Fui leyendo y subrayando, con un lápiz fino, como si temiera herir la tersura de esa frase, por la que respiran Juan Rulfo y otros maestros que van acudiendo con su música a celebrar la prosa de Olga Merino. Cuando ya avancé en la lectura fui anotando ocurrencias, la admiración que produce cuando un autor combina invención y periodismo, vocabulario y sabiduría (“el ahorcado tiene la culera del pantalón manchada de mierda”, “me acuchilla los oídos con un grito”), lenguaje y mirada, desolación, tejido seco de la memoria. Cuando ya me rendí a su prosa y la encontré mágica, intemporal, como dicha desde dentro, contra el tópico que a veces ayuda a los escritores a salir del paso, este párrafo en la parte blanca de sus propias páginas, como hablando de la propia Olga, y no sólo de la mujer que retrata: “Es grande, y parece fuerte, pero miras a sus ojos melancólicos, graves, y te dan ganas de abrazarla, de ofrecerle tu casa o la alegría”.
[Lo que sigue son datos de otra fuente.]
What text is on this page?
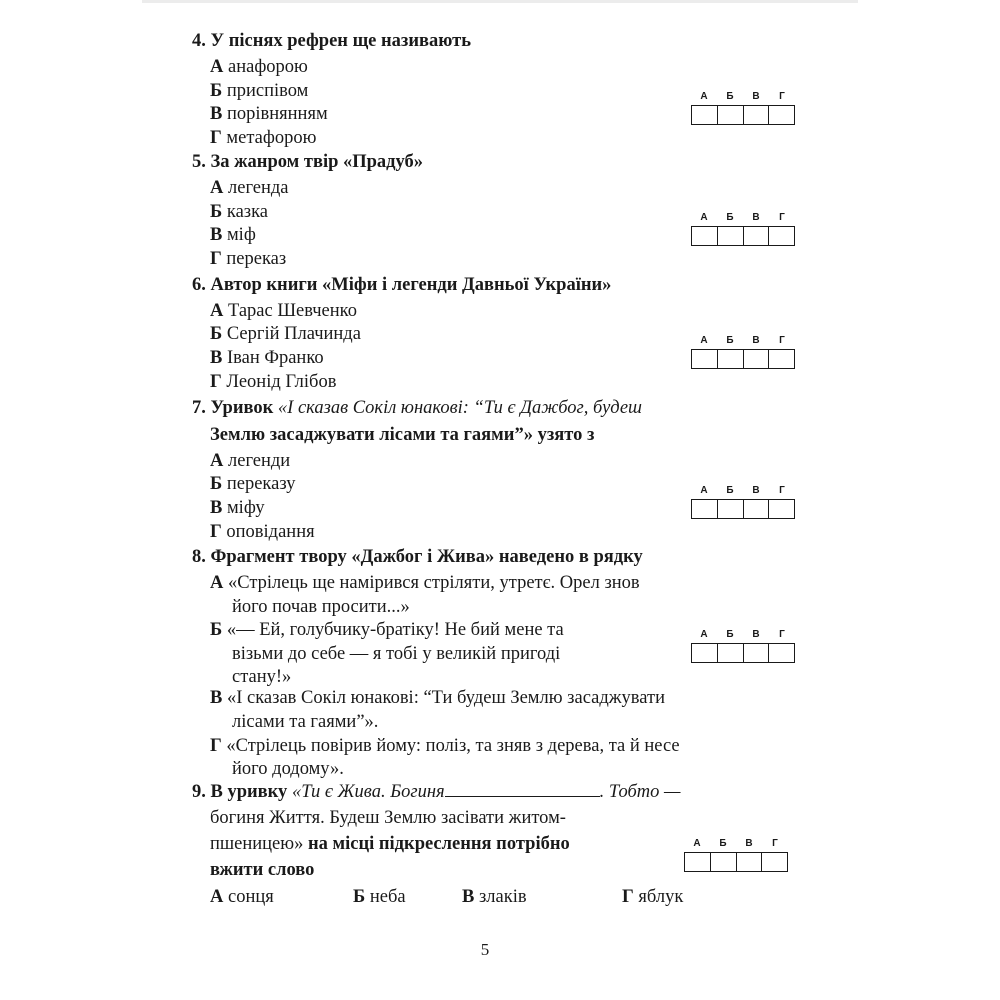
4. У піснях рефрен ще називають
А анафорою
Б приспівом
В порівнянням
Г метафорою
А	Б	В	Г
5. За жанром твір «Прадуб»
А легенда
Б казка
В міф
Г переказ
А	Б	В	Г
6. Автор книги «Міфи і легенди Давньої України»
А Тарас Шевченко
Б Сергій Плачинда
В Іван Франко
Г Леонід Глібов
А	Б	В	Г
7. Уривок «І сказав Сокіл юнакові: “Ти є Дажбог, будеш
Землю засаджувати лісами та гаями”» узято з
А легенди
Б переказу
В міфу
Г оповідання
А	Б	В	Г
8. Фрагмент твору «Дажбог і Жива» наведено в рядку
А «Стрілець ще намірився стріляти, утретє. Орел знов
його почав просити...»
Б «— Ей, голубчику-братіку! Не бий мене та
візьми до себе — я тобі у великій пригоді
стану!»
В «І сказав Сокіл юнакові: “Ти будеш Землю засаджувати
лісами та гаями”».
Г «Стрілець повірив йому: поліз, та зняв з дерева, та й несе
його додому».
А	Б	В	Г
9. В уривку «Ти є Жива. Богиня	. Тобто —
богиня Життя. Будеш Землю засівати житом-
пшеницею» на місці підкреслення потрібно
вжити слово
А	Б	В	Г
А сонця	Б неба	В злаків	Г яблук
5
Fue en ese momento en que el periodista le pidió a la colega una entrevista. Fue para una serie que se tituló este último verano 'Ahora que no nos oye nadie'. Ella dijo que no, qué voy a decir yo, qué ocurrencia la tuya, hasta que, al fin, volviendo precisamente del territorio que parece transitar esa literatura, nos sentamos a hablar en un hotel sin personalidad de Barcelona. Ella estaba tan abrumada del viaje, tan cansada, que aceptó una parte de mi bocadillo, tomó agua como si viniera del desierto y de aquella conversación para la que yo había tomado más de sesenta notas, como si estuviera, a base de apuntes, reescribiendo la novela, salió una de las entrevistas más bellas (por lo que dijo, por la mirada que puso hasta el fondo de lo que yo iba escuchando) que he hecho en mi vida.
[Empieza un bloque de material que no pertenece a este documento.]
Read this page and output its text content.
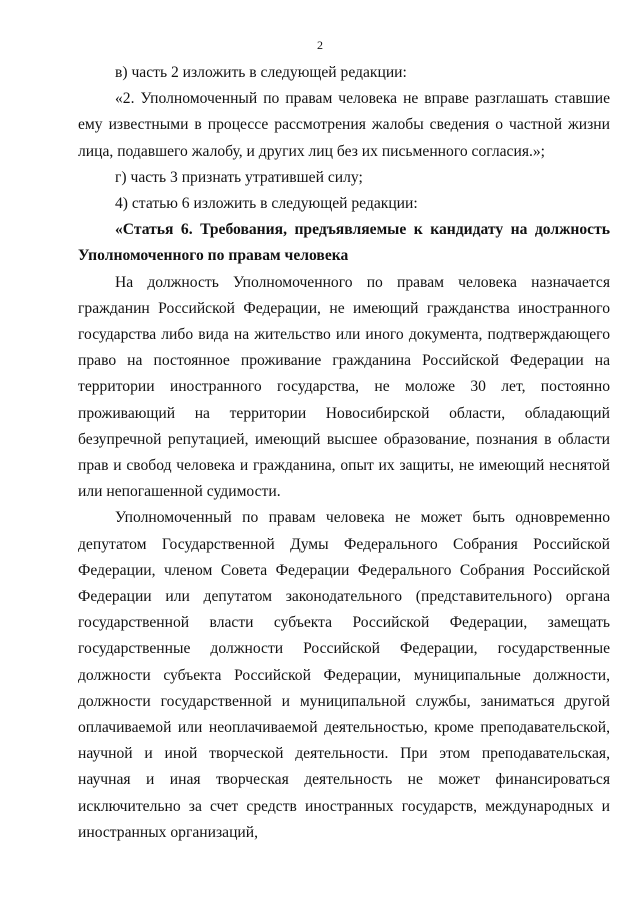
2

в) часть 2 изложить в следующей редакции:

«2. Уполномоченный по правам человека не вправе разглашать ставшие ему известными в процессе рассмотрения жалобы сведения о частной жизни лица, подавшего жалобу, и других лиц без их письменного согласия.»;

г) часть 3 признать утратившей силу;

4) статью 6 изложить в следующей редакции:

«Статья 6. Требования, предъявляемые к кандидату на должность Уполномоченного по правам человека

На должность Уполномоченного по правам человека назначается гражданин Российской Федерации, не имеющий гражданства иностранного государства либо вида на жительство или иного документа, подтверждающего право на постоянное проживание гражданина Российской Федерации на территории иностранного государства, не моложе 30 лет, постоянно проживающий на территории Новосибирской области, обладающий безупречной репутацией, имеющий высшее образование, познания в области прав и свобод человека и гражданина, опыт их защиты, не имеющий неснятой или непогашенной судимости.

Уполномоченный по правам человека не может быть одновременно депутатом Государственной Думы Федерального Собрания Российской Федерации, членом Совета Федерации Федерального Собрания Российской Федерации или депутатом законодательного (представительного) органа государственной власти субъекта Российской Федерации, замещать государственные должности Российской Федерации, государственные должности субъекта Российской Федерации, муниципальные должности, должности государственной и муниципальной службы, заниматься другой оплачиваемой или неоплачиваемой деятельностью, кроме преподавательской, научной и иной творческой деятельности. При этом преподавательская, научная и иная творческая деятельность не может финансироваться исключительно за счет средств иностранных государств, международных и иностранных организаций,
Entrevistar a una colega es difícil, sobre todo si desde el principio se empeña en ver truco donde hay preguntas, y ella me hizo el favor de sentirme un periodista escuchando, sus ojos acuosos, el calor de su memoria reconstruyendo el paisaje de Campotéjar, Granada, el recuerdo de la vida que va inspirando La forastera dicho en ese mediodía agreste de Barcelona, miles de extranjeros agolpándose en la Plaza de Cataluña, tatuajes y mendigos, ella acabando el bocadillo (“¿de veras estoy diciendo algo que valga la pena?, ¿no querrás un café, algo de agua?, ¿a qué hora sale tu tren?, de veras que…?” ) y hablando, por ejemplo, de Rusia (“Que la OTAN quiera acercarse tanto a Rusia es una ofensa para ellos”) con la misma certeza o con la misma duda con que en su literatura mezcla poesía y prosa como quien busca adentro (y no afuera, no en el ruido) lo que recuerda y no lo que quiere olvidar.
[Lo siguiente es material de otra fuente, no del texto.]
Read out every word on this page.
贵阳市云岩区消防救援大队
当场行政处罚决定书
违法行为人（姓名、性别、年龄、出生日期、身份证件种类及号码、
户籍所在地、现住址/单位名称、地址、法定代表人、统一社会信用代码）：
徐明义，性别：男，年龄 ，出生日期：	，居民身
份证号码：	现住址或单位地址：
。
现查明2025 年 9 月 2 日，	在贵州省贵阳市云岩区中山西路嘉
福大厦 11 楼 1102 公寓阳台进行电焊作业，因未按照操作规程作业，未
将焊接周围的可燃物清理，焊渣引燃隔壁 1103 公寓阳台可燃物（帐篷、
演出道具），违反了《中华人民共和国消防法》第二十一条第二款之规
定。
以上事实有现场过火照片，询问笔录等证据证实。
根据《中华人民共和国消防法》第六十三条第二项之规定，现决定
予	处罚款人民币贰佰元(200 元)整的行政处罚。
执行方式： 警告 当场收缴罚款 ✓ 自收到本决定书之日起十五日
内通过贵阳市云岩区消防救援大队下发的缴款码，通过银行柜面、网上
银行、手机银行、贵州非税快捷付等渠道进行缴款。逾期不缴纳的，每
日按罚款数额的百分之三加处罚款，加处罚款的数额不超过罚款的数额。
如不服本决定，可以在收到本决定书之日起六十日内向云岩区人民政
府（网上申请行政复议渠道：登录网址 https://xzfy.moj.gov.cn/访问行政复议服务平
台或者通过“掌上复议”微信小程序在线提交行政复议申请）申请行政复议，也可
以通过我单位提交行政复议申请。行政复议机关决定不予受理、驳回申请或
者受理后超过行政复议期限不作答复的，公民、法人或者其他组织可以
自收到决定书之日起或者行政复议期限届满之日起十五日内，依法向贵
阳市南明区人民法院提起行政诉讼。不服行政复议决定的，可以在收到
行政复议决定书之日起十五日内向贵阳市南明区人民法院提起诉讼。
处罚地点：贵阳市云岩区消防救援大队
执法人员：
Cuando al fin me puse a la máquina para darle forma a la entrevista, para enviarla al periódico (se publicó en casi todos los diarios de Prensa Ibérica, empezando por El Periódico de España, en torno al 16 de agosto de 2022, hace nada), se me ocurrió asociar a Olga a un personaje inventado por Alfredo Bryce Echenique (en La amigdalitis de Tarzán) al que él le atribuyó este hermoso resumen escrito por Hemingway: “Conoció la angustia y el dolor, pero nunca estuvo triste una mañana”.

Hablando con ella sentí ese pudor que no sé si es propio o no de los periodistas: la libertad de querer abrazar a aquel al que has preguntado, pues ella inspira cercanía y abrazo, por esa parte de angustia y de dolor que transmite lo que recuerda y también por la fuerza con la que muestra, cada mañana, en lo que escribe en los periódicos, por lo que guarda en su mirada, siempre que responde a la llamada de la escritura. Pocos como ella abrazan la escritura con esta pasión, con esta intuición de lo que es la literatura cuando de veras va quemando por dentro y al final es más un corazón que simplemente un libro.